Tag Archives: College Board

We Want You. Maybe.

10 Feb

“You’ve been selected!”

“You’ve impressed us.”

“We’re interested in you.”

“You’ve caught our attention.”

Flattery will get you everywhere.  Apparently that’s what the colleges are hoping for when they send marketing emails with these kinds of gushing statements in the subject line.  I had forgotten that my daughter had put down my email address on the PSAT form in October and now that the PSAT results had been released in mid-December, the colleges are sending information to her.  They’re flooding my in-box, several a day, even on weekends.  As they stream in, I’ve been madly forwarding them to her.  Just to keep organized, she created a separate folder for all these emails.

“Have you looked at any of the colleges yet?  Do any of them interest you?” I asked her eagerly.  Ok, perhaps I’m a little more excited than she is.  Some of the colleges looked intriguing to me.

Because she has been busy with schoolwork and tests, she hadn’t looked at any of the emails yet.  At my slightly disappointed look, she said, “Mom, just because they send you an email doesn’t mean you’ll get into the school.”

She’s right.  She and her friends know that colleges send out these recruiting materials but it doesn’t mean they will admit you when you apply.  The New York Times in conjunction with the Chronicle of Higher Education addressed this issue in an article by Mr. Eric Hoover published on November 5, 2010 called “Application Inflation: When is Enough Enough?” The article mentions that colleges buy names of students whose standardized test scores and grade point averages fall within certain ranges.  Nowadays, the College Board sells 80 million names to 1,200 colleges at 32 cents a name.  You do the math.  (I had to open an Excel spreadsheet since my handy-dandy solar-powered calculator couldn’t handle all the zeros).  Ka-ching!

They’ve been doing this since my generation applied to college except back then they used snail mail.  My husband recalls that Harvard sent him a letter encouraging him to apply to the college, which he did.  He was rejected.  He remembers feeling miffed, thinking, “Well, why did you ask me to apply?”  Some things have not changed in thirty years and Mr. Hoover interviews recent students in his article who have similarly felt the sting of rejection after being targeted by a college’s marketing department.

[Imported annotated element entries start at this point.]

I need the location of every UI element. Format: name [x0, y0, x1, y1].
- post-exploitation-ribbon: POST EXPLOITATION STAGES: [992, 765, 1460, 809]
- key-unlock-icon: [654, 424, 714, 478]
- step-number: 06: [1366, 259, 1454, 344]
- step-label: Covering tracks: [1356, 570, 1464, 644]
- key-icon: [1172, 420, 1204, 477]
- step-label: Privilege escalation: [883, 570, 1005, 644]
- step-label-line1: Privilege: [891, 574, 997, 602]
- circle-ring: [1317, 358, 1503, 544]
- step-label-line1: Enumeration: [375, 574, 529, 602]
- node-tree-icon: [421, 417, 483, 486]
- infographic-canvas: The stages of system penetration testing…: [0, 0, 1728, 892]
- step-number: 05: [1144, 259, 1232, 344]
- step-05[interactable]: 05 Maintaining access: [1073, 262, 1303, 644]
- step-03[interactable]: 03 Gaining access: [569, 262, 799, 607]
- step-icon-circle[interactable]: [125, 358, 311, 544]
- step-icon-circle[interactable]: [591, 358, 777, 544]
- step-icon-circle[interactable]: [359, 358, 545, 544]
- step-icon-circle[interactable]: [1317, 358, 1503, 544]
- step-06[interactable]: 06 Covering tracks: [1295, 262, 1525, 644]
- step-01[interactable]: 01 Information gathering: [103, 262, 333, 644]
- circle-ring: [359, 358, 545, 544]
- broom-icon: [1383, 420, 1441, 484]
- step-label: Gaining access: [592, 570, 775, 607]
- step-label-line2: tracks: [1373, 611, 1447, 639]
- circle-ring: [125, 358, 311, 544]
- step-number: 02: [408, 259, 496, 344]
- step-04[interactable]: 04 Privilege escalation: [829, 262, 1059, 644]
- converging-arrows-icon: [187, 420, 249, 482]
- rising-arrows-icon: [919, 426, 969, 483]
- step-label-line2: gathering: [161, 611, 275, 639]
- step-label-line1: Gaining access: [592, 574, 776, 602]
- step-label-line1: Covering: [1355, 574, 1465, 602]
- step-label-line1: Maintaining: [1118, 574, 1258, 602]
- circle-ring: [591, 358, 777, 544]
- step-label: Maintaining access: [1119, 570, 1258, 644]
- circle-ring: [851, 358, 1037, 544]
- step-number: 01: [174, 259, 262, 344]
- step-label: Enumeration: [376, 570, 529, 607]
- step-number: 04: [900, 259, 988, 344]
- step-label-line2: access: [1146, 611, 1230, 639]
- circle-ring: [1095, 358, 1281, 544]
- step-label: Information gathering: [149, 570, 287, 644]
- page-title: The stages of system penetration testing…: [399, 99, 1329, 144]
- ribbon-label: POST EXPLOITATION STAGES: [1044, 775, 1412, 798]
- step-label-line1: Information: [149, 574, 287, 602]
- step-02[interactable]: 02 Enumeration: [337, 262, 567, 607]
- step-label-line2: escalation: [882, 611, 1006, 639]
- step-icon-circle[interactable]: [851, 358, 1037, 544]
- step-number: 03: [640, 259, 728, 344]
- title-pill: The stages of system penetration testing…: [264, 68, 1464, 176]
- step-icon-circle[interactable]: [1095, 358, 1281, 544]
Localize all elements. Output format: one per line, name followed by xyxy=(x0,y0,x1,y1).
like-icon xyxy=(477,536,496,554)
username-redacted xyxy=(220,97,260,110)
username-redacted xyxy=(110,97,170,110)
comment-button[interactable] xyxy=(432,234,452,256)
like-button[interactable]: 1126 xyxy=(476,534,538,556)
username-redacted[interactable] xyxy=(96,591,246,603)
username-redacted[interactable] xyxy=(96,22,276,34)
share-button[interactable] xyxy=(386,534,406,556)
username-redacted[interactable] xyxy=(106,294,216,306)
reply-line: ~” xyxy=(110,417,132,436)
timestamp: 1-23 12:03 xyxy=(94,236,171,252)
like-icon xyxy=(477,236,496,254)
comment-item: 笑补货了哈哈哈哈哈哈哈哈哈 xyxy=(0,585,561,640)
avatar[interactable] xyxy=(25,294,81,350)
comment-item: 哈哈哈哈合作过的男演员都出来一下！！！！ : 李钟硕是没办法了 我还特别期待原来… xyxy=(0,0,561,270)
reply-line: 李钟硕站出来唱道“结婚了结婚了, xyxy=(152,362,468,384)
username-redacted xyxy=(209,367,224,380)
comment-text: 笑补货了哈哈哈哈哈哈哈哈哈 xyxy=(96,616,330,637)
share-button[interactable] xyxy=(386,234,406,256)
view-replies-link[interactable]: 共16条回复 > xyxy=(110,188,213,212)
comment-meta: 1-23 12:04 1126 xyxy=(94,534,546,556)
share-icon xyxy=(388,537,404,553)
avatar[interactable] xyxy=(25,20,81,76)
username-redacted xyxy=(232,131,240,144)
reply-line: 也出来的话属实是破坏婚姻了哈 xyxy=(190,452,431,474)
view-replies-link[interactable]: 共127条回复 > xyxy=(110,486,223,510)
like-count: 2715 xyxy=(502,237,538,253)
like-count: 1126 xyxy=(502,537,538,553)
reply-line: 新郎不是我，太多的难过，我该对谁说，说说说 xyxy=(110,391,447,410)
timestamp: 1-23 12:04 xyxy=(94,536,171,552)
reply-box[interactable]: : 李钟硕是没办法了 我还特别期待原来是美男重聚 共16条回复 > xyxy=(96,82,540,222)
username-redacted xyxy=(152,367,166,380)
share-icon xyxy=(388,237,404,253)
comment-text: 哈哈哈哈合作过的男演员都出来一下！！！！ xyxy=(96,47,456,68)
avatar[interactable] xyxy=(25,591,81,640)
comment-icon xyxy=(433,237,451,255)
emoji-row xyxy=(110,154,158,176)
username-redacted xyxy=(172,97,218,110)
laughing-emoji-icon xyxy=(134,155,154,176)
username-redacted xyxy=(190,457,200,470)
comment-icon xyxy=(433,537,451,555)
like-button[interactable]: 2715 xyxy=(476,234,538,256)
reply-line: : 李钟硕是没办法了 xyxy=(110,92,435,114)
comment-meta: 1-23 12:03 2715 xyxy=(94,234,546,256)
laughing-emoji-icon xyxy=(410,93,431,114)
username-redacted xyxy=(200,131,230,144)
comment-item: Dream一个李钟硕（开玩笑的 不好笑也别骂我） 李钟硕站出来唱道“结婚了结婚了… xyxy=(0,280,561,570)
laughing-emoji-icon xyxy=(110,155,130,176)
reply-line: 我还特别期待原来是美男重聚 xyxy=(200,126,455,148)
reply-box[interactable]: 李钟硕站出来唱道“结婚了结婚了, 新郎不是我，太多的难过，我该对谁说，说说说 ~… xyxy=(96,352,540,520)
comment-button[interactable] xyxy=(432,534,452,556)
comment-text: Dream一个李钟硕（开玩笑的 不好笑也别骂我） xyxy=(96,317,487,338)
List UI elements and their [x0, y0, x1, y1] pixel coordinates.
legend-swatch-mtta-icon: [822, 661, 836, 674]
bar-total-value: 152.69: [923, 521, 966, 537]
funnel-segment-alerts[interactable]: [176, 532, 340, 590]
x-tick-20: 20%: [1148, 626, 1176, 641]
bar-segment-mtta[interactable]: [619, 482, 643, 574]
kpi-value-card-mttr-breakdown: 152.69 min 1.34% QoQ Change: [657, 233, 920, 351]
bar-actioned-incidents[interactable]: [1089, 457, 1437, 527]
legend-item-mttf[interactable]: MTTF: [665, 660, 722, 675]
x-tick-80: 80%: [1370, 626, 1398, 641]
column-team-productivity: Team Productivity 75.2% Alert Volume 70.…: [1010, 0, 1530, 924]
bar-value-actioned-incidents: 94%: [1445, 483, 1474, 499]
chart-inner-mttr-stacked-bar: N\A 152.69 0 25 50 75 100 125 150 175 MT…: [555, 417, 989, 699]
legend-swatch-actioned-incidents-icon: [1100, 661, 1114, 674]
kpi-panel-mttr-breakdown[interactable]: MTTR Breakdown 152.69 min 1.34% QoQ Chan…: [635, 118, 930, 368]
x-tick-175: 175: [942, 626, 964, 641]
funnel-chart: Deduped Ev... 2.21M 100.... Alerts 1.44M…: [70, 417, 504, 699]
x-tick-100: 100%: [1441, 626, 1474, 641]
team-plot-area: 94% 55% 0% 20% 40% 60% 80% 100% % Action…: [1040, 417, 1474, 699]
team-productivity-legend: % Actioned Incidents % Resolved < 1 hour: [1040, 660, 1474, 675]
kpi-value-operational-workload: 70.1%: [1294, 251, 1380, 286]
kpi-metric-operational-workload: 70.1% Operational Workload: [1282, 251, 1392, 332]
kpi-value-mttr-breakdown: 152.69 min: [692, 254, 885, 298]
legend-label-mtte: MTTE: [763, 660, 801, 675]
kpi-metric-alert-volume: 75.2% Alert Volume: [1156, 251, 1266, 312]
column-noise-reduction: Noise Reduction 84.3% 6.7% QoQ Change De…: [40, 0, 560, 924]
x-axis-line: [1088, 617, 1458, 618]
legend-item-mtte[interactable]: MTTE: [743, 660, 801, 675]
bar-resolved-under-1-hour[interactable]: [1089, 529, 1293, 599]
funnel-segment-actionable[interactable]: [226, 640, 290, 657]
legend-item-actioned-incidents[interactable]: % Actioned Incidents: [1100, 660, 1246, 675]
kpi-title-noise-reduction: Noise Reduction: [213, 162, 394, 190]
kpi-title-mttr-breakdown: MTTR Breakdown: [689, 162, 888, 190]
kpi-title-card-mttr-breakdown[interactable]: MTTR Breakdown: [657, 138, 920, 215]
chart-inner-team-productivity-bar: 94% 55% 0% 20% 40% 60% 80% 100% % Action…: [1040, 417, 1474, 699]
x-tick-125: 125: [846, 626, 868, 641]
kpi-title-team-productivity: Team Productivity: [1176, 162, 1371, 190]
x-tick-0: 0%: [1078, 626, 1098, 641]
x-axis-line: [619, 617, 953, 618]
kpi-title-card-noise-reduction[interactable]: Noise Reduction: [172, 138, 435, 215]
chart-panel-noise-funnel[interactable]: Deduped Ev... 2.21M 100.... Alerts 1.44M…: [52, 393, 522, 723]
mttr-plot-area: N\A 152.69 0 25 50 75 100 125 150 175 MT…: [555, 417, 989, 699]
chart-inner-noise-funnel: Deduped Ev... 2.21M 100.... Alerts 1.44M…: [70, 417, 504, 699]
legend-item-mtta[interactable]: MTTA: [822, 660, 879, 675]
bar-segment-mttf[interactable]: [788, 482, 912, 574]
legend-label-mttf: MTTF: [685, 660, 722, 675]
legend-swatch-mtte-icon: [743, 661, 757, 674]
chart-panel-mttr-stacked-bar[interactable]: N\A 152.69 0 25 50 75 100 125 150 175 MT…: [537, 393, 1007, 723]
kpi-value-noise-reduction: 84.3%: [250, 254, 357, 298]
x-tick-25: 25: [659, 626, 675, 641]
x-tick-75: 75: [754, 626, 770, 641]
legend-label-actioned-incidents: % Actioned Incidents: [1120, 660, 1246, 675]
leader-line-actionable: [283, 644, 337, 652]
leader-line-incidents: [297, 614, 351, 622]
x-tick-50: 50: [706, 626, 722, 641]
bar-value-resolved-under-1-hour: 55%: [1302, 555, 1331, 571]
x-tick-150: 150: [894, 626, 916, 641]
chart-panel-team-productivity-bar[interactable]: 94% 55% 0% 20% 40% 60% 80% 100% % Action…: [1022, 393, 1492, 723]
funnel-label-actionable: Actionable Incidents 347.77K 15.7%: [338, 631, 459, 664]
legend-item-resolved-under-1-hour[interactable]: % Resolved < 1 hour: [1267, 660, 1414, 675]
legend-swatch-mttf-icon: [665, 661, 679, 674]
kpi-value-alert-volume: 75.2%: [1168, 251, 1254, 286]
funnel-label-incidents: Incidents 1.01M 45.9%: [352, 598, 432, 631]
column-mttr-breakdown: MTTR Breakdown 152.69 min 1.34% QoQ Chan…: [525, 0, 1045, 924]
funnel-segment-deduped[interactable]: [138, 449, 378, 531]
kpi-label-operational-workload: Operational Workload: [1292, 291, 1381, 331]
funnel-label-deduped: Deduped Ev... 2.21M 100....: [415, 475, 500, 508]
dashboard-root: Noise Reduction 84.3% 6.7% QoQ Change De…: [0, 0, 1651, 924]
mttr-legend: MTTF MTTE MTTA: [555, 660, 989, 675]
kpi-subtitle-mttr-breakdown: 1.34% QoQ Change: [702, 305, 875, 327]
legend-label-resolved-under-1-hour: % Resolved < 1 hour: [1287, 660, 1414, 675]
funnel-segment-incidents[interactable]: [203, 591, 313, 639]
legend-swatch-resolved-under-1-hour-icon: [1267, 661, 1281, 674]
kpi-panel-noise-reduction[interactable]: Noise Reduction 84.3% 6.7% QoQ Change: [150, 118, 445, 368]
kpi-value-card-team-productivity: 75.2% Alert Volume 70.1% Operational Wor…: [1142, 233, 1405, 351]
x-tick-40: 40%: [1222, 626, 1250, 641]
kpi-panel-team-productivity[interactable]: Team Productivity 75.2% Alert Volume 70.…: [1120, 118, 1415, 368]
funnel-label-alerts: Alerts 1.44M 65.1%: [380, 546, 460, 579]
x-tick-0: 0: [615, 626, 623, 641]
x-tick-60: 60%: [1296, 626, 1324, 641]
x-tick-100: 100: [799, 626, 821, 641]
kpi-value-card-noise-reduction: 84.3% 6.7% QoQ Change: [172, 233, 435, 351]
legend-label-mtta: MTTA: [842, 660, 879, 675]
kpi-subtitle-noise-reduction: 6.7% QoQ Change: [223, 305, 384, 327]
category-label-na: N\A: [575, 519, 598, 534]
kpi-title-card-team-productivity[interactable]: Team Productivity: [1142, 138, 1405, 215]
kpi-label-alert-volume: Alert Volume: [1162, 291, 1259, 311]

Still, it’s hard not to fall for the marketing come-ons, especially since they so cleverly play to the teenager’s ego (and by extension, said teenager’s mother’s ego).  My daughter admitted that it made her feel good to read the colleges’ adulatory acclamations about her academic accomplishments, (“You’re a successful student!”).  She felt encouraged, and it feels nice to be desired and pursued.  Who knows?  When she finally gets around to reading some of the emails, she may want to visit some of the schools.  Meanwhile, it’s best not to read too much into anything.  They want you…maybe.

 

The search begins…sort of

1 Jul

When we set out to explore colleges this spring, we didn’t know where to begin looking.  There are, after all, over 3,800 colleges in this country, according to the College Board website.  How does one begin this daunting task?  When I asked my daughter what kind of college she wanted to attend, she just shrugged.  Fair enough, she was only a sophomore.  My hope is that she will gradually take charge of this journey to find the right college and we as parents will simply guide her and serve as her sounding board.

We’ll let you know how that works out.

I know that we have plenty of time before she has to decide where to apply and in part we can’t begin to look at schools until we know how her sophomore year and first semester junior year grades will look.  Those grades, more than anything, will help to determine choices.

Times have changed a lot since my husband and I applied to colleges.  Back then, fewer parents took such an active role in helping their children apply to colleges.  We had only just arrived in this country a few years earlier and so my parents didn’t know too much about all the available choices.  But everyone knew about the Ivies, Stanford and MIT.  So the understanding was, if I could get into an Ivy League school, preferably one that was close to home, I would go.  There was never any discussion about what schools would suit me, my personality, my interests.  Questions like, would I thrive in a bigger school or a smaller one, in a city versus a rural campus, never even occurred to us.

Of course the competition to get into the top name schools has increased manifold in the last three decades.  Just this year Harvard College received over 30,000 applications and its admission rate dropped to less than 7%.  So now more than ever, we need to focus on finding the right fit for our daughter and less on chasing after the big names.

We’ll let you know how that works out too.